La bandiera di Israele brucia mentre la folla intona cori contro gli Stati Uniti. A Sana’a, capitale dello Yemen, è questa la reazione del popolo al bombardamento angloamericano sulle postazioni degli Houti. L’offensiva avvenuta nella notte di venerdì ha causato cinque morti, secondo quanto dichiarato da Yahya Sarea, portavoce dei ribelli. «I raid sono una risposta agli attacchi contro le nostre navi nel Mar Rosso», ha replicato il Presidente statunitense Joe Biden. In un video pubblicato dal Comando centrale statunitense le immagini che precedono l’offensiva. Dalla portaerei Eisenhower cadono missili, droni e Tomahawk, bombe a guida laser.
Una settimana fa la Casa Bianca, insieme a una coalizione di dodici Paesi, aveva dato un ultimatum ai miliziani yemeniti: «Chiediamo l’immediata cessazione di questi attacchi e il rilascio delle navi detenute illegalmente», – avevano dichiarato da Washington – «Se continuerete a minacciare il commercio marittimo internazionale pagherete le conseguenze». Il Mar Rosso rappresenta una rotta chiave tra Europa e Asia, punto strategico per gli affari commerciali.
La rappresaglia era attesa da settimane. Adesso il rischio è un allargamento del conflitto tra Israele e Hamas, «proprio ciò che gli Stati Uniti stavano cercando di evitare», dice Guido Olimpio, giornalista del Corriere della Sera, che da anni segue il terrorismo legato alle crisi mediorientali.
Gli Houti, movimento sciita filoiraniano, controllano larga parte del territorio yemenita, compresa la capitale Sana’a. Insieme alle milizie di Hezbollah e Hamas hanno costituito un “asse di resistenza” contro Israele e Usa. Inseriti nella lista dei soggetti terroristici americana, il gruppo di ribelli era stato poi rimosso dall’amministrazione Biden, per favorire i negoziati nella guerra civile tra Houti e le fazioni appoggiate dall’Arabia Saudita. «Al momento si tratta di uno scontro solo militare – spiega Olimpio – ma sappiamo che la situazione in Medio Oriente è imprevedibile». Secondo il giornalista l’ipotesi di un attacco terroristico è, al momento, marginale anche se «qualcuno potrebbe decidere di compiere un attentato e dedicarlo alla causa yemenita».

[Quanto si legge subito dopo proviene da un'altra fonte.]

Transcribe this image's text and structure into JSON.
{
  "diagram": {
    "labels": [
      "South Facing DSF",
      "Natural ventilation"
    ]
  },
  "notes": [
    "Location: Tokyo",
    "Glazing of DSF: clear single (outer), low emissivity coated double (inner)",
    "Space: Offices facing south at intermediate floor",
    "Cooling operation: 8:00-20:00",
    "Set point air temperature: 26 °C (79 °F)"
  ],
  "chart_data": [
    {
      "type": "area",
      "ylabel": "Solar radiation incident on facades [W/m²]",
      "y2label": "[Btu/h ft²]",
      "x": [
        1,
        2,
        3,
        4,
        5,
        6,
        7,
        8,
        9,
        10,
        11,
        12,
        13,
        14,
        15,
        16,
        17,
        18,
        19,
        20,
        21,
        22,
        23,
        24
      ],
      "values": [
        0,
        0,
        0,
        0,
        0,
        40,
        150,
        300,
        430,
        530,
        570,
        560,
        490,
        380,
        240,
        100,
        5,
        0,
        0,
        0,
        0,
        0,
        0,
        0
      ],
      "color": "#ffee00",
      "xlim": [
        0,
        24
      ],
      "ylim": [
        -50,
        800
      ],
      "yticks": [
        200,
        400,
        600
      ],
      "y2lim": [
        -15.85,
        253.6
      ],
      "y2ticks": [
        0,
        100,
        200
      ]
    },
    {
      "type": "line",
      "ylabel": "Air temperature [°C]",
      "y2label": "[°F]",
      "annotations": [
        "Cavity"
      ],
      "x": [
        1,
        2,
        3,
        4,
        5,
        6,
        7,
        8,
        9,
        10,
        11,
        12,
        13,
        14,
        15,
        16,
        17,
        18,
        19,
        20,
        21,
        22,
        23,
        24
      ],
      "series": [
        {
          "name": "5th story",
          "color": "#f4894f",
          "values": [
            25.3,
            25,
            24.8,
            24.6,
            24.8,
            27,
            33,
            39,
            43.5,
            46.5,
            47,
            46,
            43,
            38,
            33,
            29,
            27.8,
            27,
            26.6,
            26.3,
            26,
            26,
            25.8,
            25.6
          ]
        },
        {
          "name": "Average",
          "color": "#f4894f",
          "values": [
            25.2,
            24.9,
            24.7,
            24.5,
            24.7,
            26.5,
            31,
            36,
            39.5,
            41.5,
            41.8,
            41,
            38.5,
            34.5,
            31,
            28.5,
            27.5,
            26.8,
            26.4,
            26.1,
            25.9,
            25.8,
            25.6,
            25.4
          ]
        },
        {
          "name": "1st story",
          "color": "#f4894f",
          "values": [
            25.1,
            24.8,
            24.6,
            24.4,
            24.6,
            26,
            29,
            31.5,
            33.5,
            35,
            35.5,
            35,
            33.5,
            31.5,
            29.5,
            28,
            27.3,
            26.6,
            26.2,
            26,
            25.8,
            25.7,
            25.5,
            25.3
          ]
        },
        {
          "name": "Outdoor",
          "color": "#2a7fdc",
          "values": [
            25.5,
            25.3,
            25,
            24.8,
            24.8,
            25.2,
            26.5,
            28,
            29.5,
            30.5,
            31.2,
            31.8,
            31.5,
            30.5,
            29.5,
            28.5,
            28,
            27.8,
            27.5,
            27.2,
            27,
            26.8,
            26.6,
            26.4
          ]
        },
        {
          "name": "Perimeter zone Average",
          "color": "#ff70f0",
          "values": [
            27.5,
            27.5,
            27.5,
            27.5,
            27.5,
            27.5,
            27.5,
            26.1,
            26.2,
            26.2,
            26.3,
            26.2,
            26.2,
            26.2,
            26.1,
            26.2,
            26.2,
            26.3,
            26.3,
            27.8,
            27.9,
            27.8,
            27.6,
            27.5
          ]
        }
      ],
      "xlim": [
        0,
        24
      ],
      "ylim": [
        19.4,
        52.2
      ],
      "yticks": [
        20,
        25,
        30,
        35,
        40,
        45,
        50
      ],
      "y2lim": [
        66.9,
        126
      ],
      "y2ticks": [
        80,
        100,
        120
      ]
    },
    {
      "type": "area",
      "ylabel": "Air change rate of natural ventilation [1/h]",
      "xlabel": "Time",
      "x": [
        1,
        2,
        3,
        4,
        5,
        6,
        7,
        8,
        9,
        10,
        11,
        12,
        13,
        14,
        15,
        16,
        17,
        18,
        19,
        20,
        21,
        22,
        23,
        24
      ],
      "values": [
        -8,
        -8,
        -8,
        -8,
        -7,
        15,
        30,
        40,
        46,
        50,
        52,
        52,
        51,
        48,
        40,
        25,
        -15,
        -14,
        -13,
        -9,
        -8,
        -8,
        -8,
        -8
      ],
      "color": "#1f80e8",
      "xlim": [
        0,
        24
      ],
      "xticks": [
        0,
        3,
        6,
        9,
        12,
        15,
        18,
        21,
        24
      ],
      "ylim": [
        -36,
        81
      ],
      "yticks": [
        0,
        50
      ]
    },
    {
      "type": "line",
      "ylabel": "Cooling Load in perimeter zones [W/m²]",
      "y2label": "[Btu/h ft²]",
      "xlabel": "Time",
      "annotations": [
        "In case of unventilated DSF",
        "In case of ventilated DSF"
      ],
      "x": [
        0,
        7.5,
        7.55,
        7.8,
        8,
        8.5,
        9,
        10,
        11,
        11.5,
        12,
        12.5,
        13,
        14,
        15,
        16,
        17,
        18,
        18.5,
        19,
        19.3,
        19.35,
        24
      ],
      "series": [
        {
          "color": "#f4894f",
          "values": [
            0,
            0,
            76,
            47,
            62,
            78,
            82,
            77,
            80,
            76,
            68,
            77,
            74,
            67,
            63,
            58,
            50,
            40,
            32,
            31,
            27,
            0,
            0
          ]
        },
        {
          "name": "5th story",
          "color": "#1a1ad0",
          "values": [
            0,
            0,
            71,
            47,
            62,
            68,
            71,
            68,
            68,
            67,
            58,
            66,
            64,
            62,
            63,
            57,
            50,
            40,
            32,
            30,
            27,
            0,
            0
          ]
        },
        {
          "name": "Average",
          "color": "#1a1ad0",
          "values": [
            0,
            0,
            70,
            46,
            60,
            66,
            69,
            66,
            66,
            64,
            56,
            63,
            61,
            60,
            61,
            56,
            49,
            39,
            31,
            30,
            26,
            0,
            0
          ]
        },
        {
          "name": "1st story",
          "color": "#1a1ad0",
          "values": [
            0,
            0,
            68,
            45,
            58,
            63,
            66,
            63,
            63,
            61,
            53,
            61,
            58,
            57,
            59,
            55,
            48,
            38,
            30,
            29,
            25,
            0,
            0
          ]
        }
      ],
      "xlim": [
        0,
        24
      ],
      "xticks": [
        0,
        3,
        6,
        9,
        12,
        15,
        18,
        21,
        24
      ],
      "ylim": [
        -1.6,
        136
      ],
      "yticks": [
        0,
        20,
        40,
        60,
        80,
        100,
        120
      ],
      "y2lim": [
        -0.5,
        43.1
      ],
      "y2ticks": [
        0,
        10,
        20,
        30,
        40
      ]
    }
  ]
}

Ad appoggiare l’azione notturna degli americani anche i governi di Australia, Olanda, Canada, Germania, Corea del Sud, Nuova Zelanda, Bahrein e Danimarca. La scelta dell’Italia è pattugliare senza aprire il fuoco. «Un approccio prudente per evitare rappresaglie», continua Olimpio, che spiega come la decisione tenga conto anche del coinvolgimento del Paese nell’ “Operazione Atalanta”, finalizzata al controllo della pirateria marittima.
L’attacco anglo-americano ha già causato pesanti effetti economici. Secondo l’Istituto per l’economia mondiale di Kiel, il numero di container trasportati sul Mar Rosso, dopo gli assalti yemeniti alle navi, è crollato del 70%. Molte navi mercantili dirette in Europa circumnavigano l’Africa evitando il canale di Suez, per scongiurare rischi. Tempi più lunghi si traducono in costi più alti. Dopo la notizia del raid, il prezzo del petrolio è aumentato del 4,4%, raggiungendo i 75,2 dollari al barile.
Ora ad essere coinvolto nelle tensioni geopolitiche potrebbe essere anche l’Egitto, che non ha preso una posizione militare netta. Il Paese che incassa circa 8 miliardi di dollari all’anno dal pedaggio delle navi nel canale di Suez, potrebbe subire una riduzione del 40% negli introiti.
A fronte dell’attacco, gli Houti giurano vendetta insieme ai loro alleati. «Stati Uniti e Gran Bretagna siano pronti a subire il pesante prezzo per quanto fatto», ha affermato Yahya Saree, tramite i media ufficiali. Si aprono scenari di alta tensione. «Potrebbero esserci altri attacchi contro le navi collegate a Israele o l’utilizzo di barchini esplosivi – ipotizza Olimpio – In ogni caso è un danno enorme per la navigazione globale».